Poderá esta ser uma explicação aceitável?

Seja como for, eis que a Revolução Cultural rebentou por toda parte, depurando, aterrorizando e derrubando, até, valores que a própria civilização universal, no tempo e no espaço, cotara como monumentos imperecíveis do gênio. Nem sequer escaparam Shakespeare, Balzac, Beethoven, Victor Hugo, Pushkine, ídolos alcandorados por Lênin, outro ídolo que os próprios guardas vermelhos não ousavam discutir...

Mao contestou-se, inesperadamente, o velho Liu Chao-chi, presidente da República Popular Chinesa, durante tantos anos considerado seu indefectível número dois. Quatro meses após o começo da Revolução Cultural, ele foi posto em causa, pela primeira vez, e acusado de acionar “grupos de movimento” para “confiscarem a revolução” em proveito da ala direita do Partido Comunista Chinês.

Em outubro de 1966, era denunciado abertamente, nos jornais de parede afixados em Pequim, como “chefe da linha revisionista burguesa” e forçado a fazer autocrítica, que o diretório do Partido rejeitou. Em 4 de janeiro de 1967, seus próprios filhos publicaram, no órgão dos guardas vermelhos, revelações sensacionais acerca da “alma maldosa” do pai. Depois, o “Diário do Povo” e o “Bandeira Vermelha” criticaram os atos de Liu Chao-chi e assim principiou uma campanha que logo degenerou em manifestações e violências através de todo o país. A imprensa oficial foi ao ponto de lhe chamar “monte de excrementos de cachorro”, de implicá-lo numa conjura com Moscou para eliminar Mao Tsé-tung, de levar infâmia à sua própria família, acusando a esposa de espionagem a soldo dos Estados Unidos.

Em julho, depois de certa calma, a campanha contra Liu Chao-chi, redobrou e atingiu uma fase extremamente perigosa para o velho lutador. Assim, o Partido Comunista Chinês assinalou o 46° aniversário de sua fundação com um comunicado comemorativo, inserto no “Bandeira Vermelha”, em que se anunciava ao mundo: “Durante a grande Revolução Cultural proletária, iniciada e orientada pelo Presidente Mao, denunciamos e expulsamos a alta personalidade do partido que tinha tomado um rumo capitalista.” Tecnicamente, a partir dessa hora, Liu Chao-chi estava eliminado da vida política do regime de que ele próprio fora um dos mais valentes e fanáticos edificadores. Ao sinal da suprema hierarquia do Partido, a campanha encarniçou-se ainda mais. Nas ruas da cidade ocorriam manifestações de estudantes no espaço erguiam-se de gigantescos balões com slogans estigmatizando a vida de Liu, a imprensa multiplicava contra ele as mais insólitas acusações.
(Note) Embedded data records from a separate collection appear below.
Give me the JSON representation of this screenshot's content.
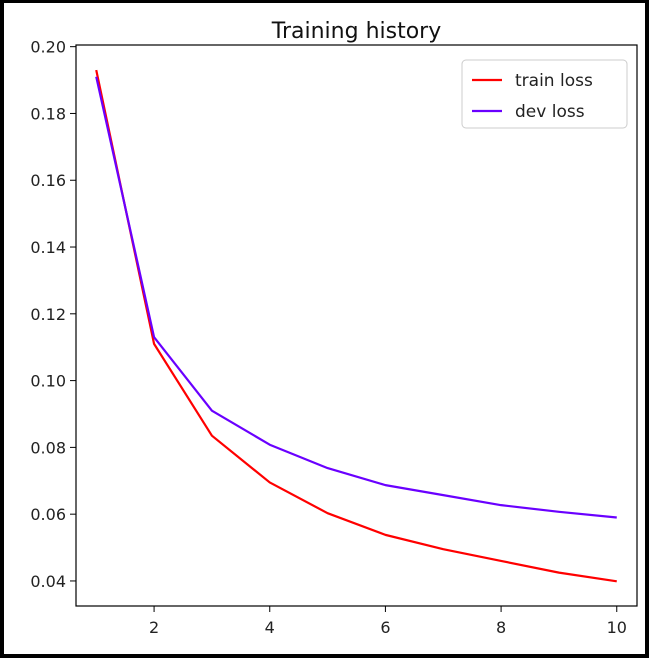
{
  "chart_data": {
    "type": "line",
    "title": "Training history",
    "xlabel": "",
    "ylabel": "",
    "xlim": [
      0.65,
      10.35
    ],
    "ylim": [
      0.0325,
      0.2005
    ],
    "x_ticks": [
      2,
      4,
      6,
      8,
      10
    ],
    "x_tick_labels": [
      "2",
      "4",
      "6",
      "8",
      "10"
    ],
    "y_ticks": [
      0.04,
      0.06,
      0.08,
      0.1,
      0.12,
      0.14,
      0.16,
      0.18,
      0.2
    ],
    "y_tick_labels": [
      "0.04",
      "0.06",
      "0.08",
      "0.10",
      "0.12",
      "0.14",
      "0.16",
      "0.18",
      "0.20"
    ],
    "grid": false,
    "legend_position": "top-right",
    "x": [
      1,
      2,
      3,
      4,
      5,
      6,
      7,
      8,
      9,
      10
    ],
    "series": [
      {
        "name": "train loss",
        "color": "#ff0000",
        "values": [
          0.193,
          0.111,
          0.0835,
          0.0695,
          0.0603,
          0.0538,
          0.0495,
          0.046,
          0.0425,
          0.0399
        ]
      },
      {
        "name": "dev loss",
        "color": "#6a00ff",
        "values": [
          0.191,
          0.113,
          0.091,
          0.0808,
          0.0738,
          0.0687,
          0.0657,
          0.0627,
          0.0607,
          0.059
        ]
      }
    ]
  }
}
Liu Chao-chi submeteu-se a mais duas autocríticas – mas o Partido e os jovens consideraram-nas “insuficientes, falhas de sinceridade, inaceitáveis”. De certo ele resistiu ainda, entrincheirado na tenacidade feroz com que ajudou a modificar a História, porém a proverbial ingratidão dessa mesma História acabou por empurrá-lo da ribalta e envolvê-lo na degradação e na penumbra.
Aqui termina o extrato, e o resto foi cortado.